For the 25,000 people seated on the baseball infield and in the stands, it was an impressive show—as you might expect. After all, this was show biz. Such glitzy events don’t come cheap, though. No IMAX executive would talk about the costs, but when I said that it must have cost a fortune to Neil Robbin, a burly Australian with a silver ponytail who installs IMAX projectors around the world, Robbin replied: “Oh yea.”
It was the kind of extravagant display that you would put on to make a point. In this case, the point was advertising. Only 11 of the 299 theaters (in 39 countries) around that world that IMAX leases its projectors and technology to are located in Japan. But IMAX execs are betting that will change soon, now that they have begun filling orders from theaters for newly developed digital projectors. They’re hoping digital projectors will be key to turning things around from last year’s $27 million net loss, the second consecutive loss.
The switch to digital technology has been several years in the making. Back in 2002, IMAX began using a low-cost method for converting Hollywood movies on 35-mm film to the 70-mm IMAX format. The hope was that theaters would lease IMAX’s projectors and other technology in order to show blockbuster films in IMAX format. That’s still how the company earns much of its $116 million in revenues. (Europe, Japan and other countries outside the U.S. and Canada account for a third of overall revenues.)
But the company had two problems in its bid to woo Hollywood. The first was its image as a purveyor of films about “whales, bears and seals.” “For a while, we just couldn’t break through the old IMAX image,” Foster said.

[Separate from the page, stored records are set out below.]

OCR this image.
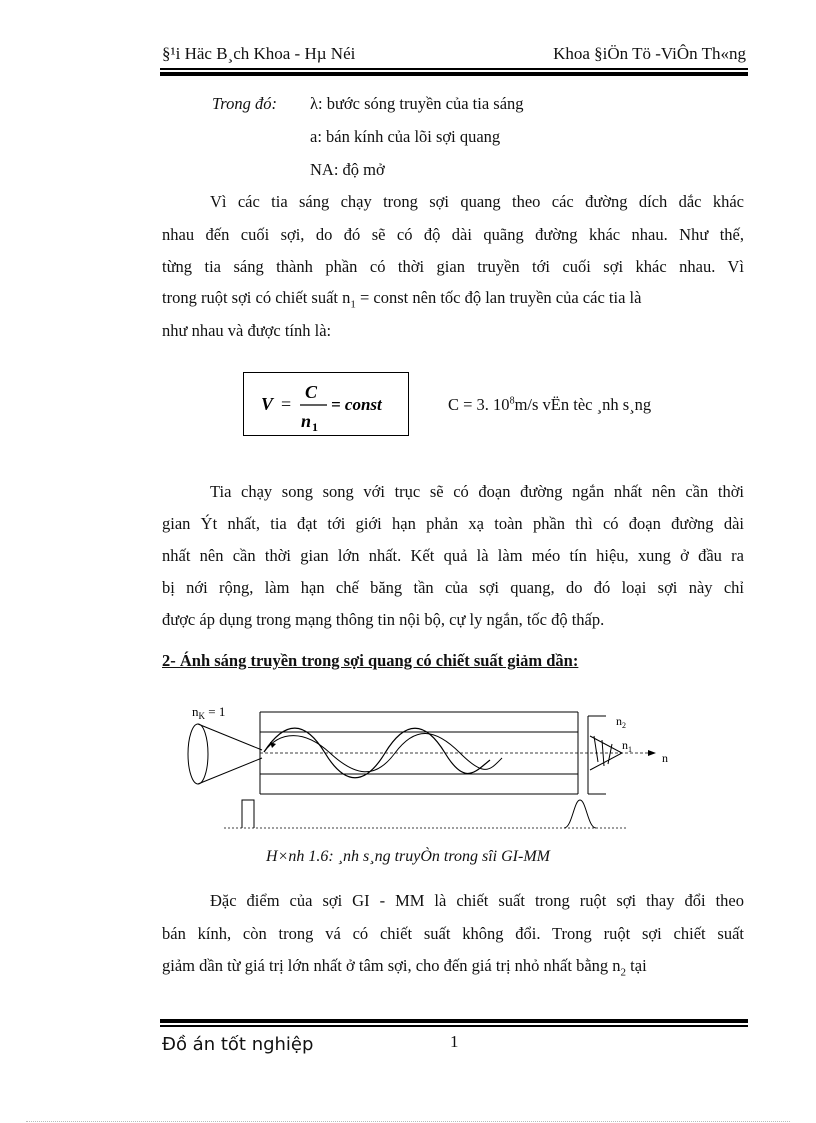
§¹i Häc B¸ch Khoa - Hµ Néi	Khoa §iÖn Tö -ViÔn Th«ng
Trong đó: λ: bước sóng truyền của tia sáng
a: bán kính của lõi sợi quang
NA: độ mở
Vì các tia sáng chạy trong sợi quang theo các đường dích dắc khác
nhau đến cuối sợi, do đó sẽ có độ dài quãng đường khác nhau. Như thế,
từng tia sáng thành phần có thời gian truyền tới cuối sợi khác nhau. Vì
trong ruột sợi có chiết suất $n_1$ = const nên tốc độ lan truyền của các tia là
như nhau và được tính là:
V =
C
n 1
= const	C = 3. $10^8m/s$ vËn tèc ¸nh s¸ng
Tia chạy song song với trục sẽ có đoạn đường ngắn nhất nên cần thời
gian Ýt nhất, tia đạt tới giới hạn phản xạ toàn phần thì có đoạn đường dài
nhất nên cần thời gian lớn nhất. Kết quả là làm méo tín hiệu, xung ở đầu ra
bị nới rộng, làm hạn chế băng tần của sợi quang, do đó loại sợi này chỉ
được áp dụng trong mạng thông tin nội bộ, cự ly ngắn, tốc độ thấp.
2- Ánh sáng truyền trong sợi quang có chiết suất giảm dần:
$n_K = 1$
$n_2$
$n_1$
n
H×nh 1.6: ¸nh s¸ng truyÒn trong sîi GI-MM
Đặc điểm của sợi GI - MM là chiết suất trong ruột sợi thay đổi theo
bán kính, còn trong vá có chiết suất không đổi. Trong ruột sợi chiết suất
giảm dần từ giá trị lớn nhất ở tâm sợi, cho đến giá trị nhỏ nhất bằng $n_2$ tại
Đồ án tốt nghiệp	1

The other issue was momentum. Theater operators were reluctant to add more IMAX screens without Hollywood’s commitment to the format, while studios weren’t ready to sign on to IMAX unless there was greater acceptance among theaters. In Japan, there’s the added difficulty of finding enough affordable space in the country’s crowded cities to house a giant IMAX screen. So what’s different now? A drop in box-office ticket sales and the availability of large-screen TVs and home-entertainment systems has made theater chains desperate to lure back movie-goers. And new partnerships with Warner Bros. and DreamWorks Animation SKG have given IMAX a lineup that’s broader than the old Discovery Channel fare. On June 6, DreamWorks’ Kung Fu Panda opened at 89 U.S. theaters and six overseas, and 30 more locations outside the U.S. are expected to show the film in the coming weeks.

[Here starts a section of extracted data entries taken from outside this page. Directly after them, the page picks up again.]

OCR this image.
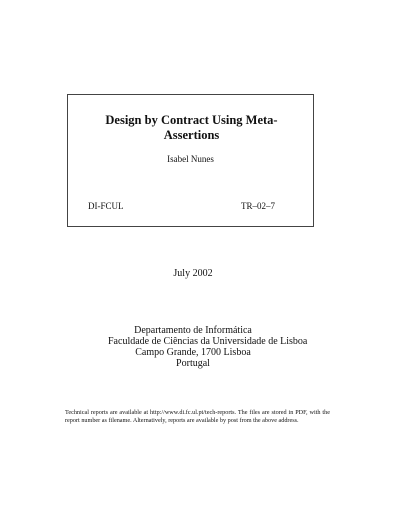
Design by Contract Using Meta-Assertions
Isabel Nunes
DI-FCUL	TR–02–7
July 2002
Departamento de Informática
Faculdade de Ciências da Universidade de Lisboa
Campo Grande, 1700 Lisboa
Portugal
Technical reports are available at http://www.di.fc.ul.pt/tech-reports. The files are stored in PDF, with the report number as filename. Alternatively, reports are available by post from the above address.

The company's technicians now take just seven to 10 days to convert an entire movie to the IMAX format, compared to the three months it took to remaster Apollo 13, in 2002. Less time generally means lower costs (though it's hard to say for sure since nobody would confirm for me what the costs were). Now that the company is shifting away from film altogether, the cost of leasing or buying IMAX equipment for theaters could fall even further. Since the beginning of this year, IMAX has signed deals with theaters in the Philippines, South and Central America, Dubai and Russia. "The biggest problem isn't getting the films," Foster said. "It's figuring out whom we say 'no' to."

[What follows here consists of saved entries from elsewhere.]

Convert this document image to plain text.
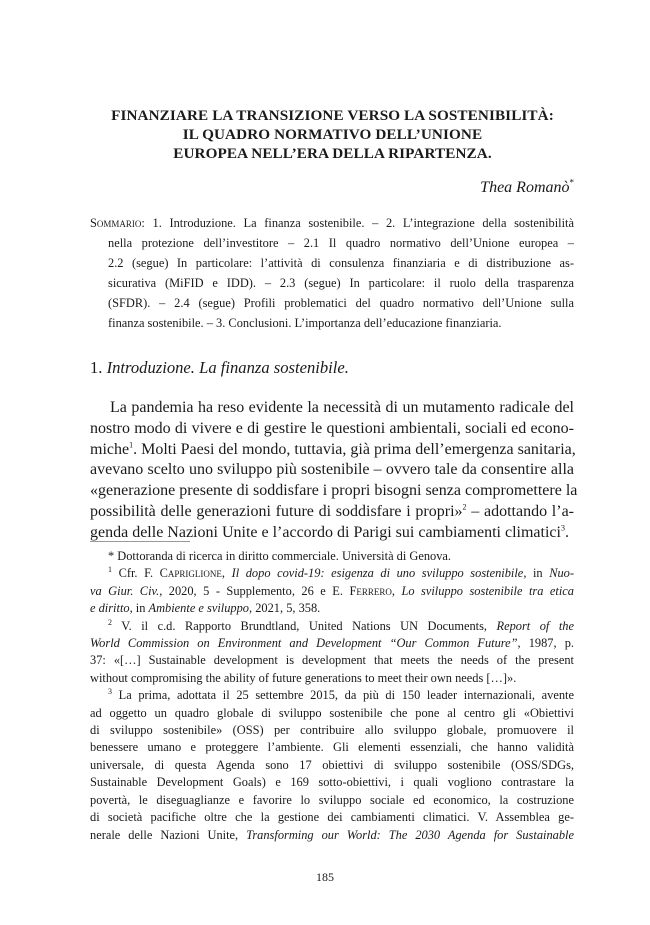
FINANZIARE LA TRANSIZIONE VERSO LA SOSTENIBILITÀ:
IL QUADRO NORMATIVO DELL’UNIONE
EUROPEA NELL’ERA DELLA RIPARTENZA.
Thea Romanò*
Sommario: 1. Introduzione. La finanza sostenibile. – 2. L’integrazione della sostenibilità
nella protezione dell’investitore – 2.1 Il quadro normativo dell’Unione europea –
2.2 (segue) In particolare: l’attività di consulenza finanziaria e di distribuzione as-
sicurativa (MiFID e IDD). – 2.3 (segue) In particolare: il ruolo della trasparenza
(SFDR). – 2.4 (segue) Profili problematici del quadro normativo dell’Unione sulla
finanza sostenibile. – 3. Conclusioni. L’importanza dell’educazione finanziaria.
1. Introduzione. La finanza sostenibile.
La pandemia ha reso evidente la necessità di un mutamento radicale del
nostro modo di vivere e di gestire le questioni ambientali, sociali ed econo-
miche$^1$. Molti Paesi del mondo, tuttavia, già prima dell’emergenza sanitaria,
avevano scelto uno sviluppo più sostenibile – ovvero tale da consentire alla
«generazione presente di soddisfare i propri bisogni senza compromettere la
possibilità delle generazioni future di soddisfare i propri»$^2$ – adottando l’a-
genda delle Nazioni Unite e l’accordo di Parigi sui cambiamenti climatici$^3$.
* Dottoranda di ricerca in diritto commerciale. Università di Genova.
$^1$ Cfr. F. Capriglione, Il dopo covid-19: esigenza di uno sviluppo sostenibile, in Nuo-
va Giur. Civ., 2020, 5 - Supplemento, 26 e E. Ferrero, Lo sviluppo sostenibile tra etica
e diritto, in Ambiente e sviluppo, 2021, 5, 358.
$^2$ V. il c.d. Rapporto Brundtland, United Nations UN Documents, Report of the
World Commission on Environment and Development “Our Common Future”, 1987, p.
37: «[…] Sustainable development is development that meets the needs of the present
without compromising the ability of future generations to meet their own needs […]».
$^3$ La prima, adottata il 25 settembre 2015, da più di 150 leader internazionali, avente
ad oggetto un quadro globale di sviluppo sostenibile che pone al centro gli «Obiettivi
di sviluppo sostenibile» (OSS) per contribuire allo sviluppo globale, promuovere il
benessere umano e proteggere l’ambiente. Gli elementi essenziali, che hanno validità
universale, di questa Agenda sono 17 obiettivi di sviluppo sostenibile (OSS/SDGs,
Sustainable Development Goals) e 169 sotto-obiettivi, i quali vogliono contrastare la
povertà, le diseguaglianze e favorire lo sviluppo sociale ed economico, la costruzione
di società pacifiche oltre che la gestione dei cambiamenti climatici. V. Assemblea ge-
nerale delle Nazioni Unite, Transforming our World: The 2030 Agenda for Sustainable
185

The Speed Racer premiere in Tokyo was one way of showing the potential of IMAX's technology. But not everything went off without a hitch. At the start, the picture seemed out of focus, and for several minutes it got progressively worse. Seated one row in front of me, Foster and other IMAX execs were shifting nervously and whispering to each other. Then Foster jumped out of his chair and headed off in the direction of the IMAX projector behind us. Within minutes the picture sharpened.
What happened upstairs in the projector control room? During testing a day earlier Tokyo Dome had been empty. Thousands of people inside the stadium had made the heat and humidity inside the makeshift projector room higher than anyone had anticipated. "The projector lens fogged up just like a car window would on a cold day," said Robbin. "The projector's automatic focus tried to overcompensate. We fixed it by overriding the system."